Heavy construction specialist Kier (KIE) remains on course to deliver full year 2014 expectations and forward visibility on 2015 earnings already looks encouraging. These were the main takeaways from the heavy construction specialist's trading update and they went down well with investors with the shares adding 3.5% to £18.46.

All very reassuring for a stock we featured in our Plays section on 22 May at £16.38.

Today's update is seen as a prelude to the group's capital market day scheduled for tomorrow (3 July). Investec's Andrew Gibb believes Kier is likely to unveil a strategy for future profits growth, targeting double-digit compound annual growth for the period to 2020.


Earnings visibility for 2015 in its construction and services divisions is encouraging. With 90% of budgeted workload for next year in construction the theory is that the UK construction recovery narrative is gaining credence, despite wafer thin 2% operating margins.

Visibility in services is only marginally less helpful and the division has secured 85% of its forecast revenue for 2015 while operating margins for the full-year 2014 are forecast to exceed 4.5%. The property division meanwhile continues to achieve 15% return on capital employed (ROCE).

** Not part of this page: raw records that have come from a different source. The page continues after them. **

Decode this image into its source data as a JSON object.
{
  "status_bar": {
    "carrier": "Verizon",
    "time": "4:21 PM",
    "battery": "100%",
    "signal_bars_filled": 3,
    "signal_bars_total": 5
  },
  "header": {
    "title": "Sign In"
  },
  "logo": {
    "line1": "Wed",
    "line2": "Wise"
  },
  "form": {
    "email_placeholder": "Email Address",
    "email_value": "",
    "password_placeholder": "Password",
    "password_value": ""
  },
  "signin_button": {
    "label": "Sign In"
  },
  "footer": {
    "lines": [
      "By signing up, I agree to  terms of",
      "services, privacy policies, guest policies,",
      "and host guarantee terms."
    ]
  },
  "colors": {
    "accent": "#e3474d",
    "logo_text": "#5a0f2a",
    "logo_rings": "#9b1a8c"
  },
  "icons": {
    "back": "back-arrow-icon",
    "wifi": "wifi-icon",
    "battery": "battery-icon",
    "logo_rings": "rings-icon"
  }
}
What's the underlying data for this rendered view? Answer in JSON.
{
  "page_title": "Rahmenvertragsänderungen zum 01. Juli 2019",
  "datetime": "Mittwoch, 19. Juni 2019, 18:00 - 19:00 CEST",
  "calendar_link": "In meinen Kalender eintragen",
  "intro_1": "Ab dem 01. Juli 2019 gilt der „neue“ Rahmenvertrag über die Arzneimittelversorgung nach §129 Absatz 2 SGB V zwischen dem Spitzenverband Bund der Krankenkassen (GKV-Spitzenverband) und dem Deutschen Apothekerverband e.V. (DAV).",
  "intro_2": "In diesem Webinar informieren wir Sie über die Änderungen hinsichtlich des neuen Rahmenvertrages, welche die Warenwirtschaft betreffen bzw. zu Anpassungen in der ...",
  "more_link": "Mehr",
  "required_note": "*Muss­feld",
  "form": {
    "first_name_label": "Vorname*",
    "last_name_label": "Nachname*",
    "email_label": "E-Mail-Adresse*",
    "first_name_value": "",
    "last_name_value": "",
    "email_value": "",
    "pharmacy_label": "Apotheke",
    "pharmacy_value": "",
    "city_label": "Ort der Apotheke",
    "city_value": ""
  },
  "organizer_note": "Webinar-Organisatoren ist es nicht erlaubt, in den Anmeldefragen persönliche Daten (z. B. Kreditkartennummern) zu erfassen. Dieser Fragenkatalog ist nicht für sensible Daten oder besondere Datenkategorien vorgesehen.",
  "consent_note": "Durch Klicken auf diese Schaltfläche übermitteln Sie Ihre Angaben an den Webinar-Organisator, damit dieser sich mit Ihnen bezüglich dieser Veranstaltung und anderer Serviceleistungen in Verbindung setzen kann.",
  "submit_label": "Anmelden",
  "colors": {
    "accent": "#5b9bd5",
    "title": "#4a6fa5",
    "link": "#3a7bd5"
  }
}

Investec remain fans with the caveat that 'whilst the valuation does not necessarily leap off the page, this clearly does not capture the significant asset base,' Gibb says. The forward price/earnings (PE) multiple stands at 14.4. However, Gibb concludes that 'if Kier can double profits over the next five years, this is a cheap share,' before reiterating his Buy recommendation and £19.55p sum-of-the-parts (SOTP) target price.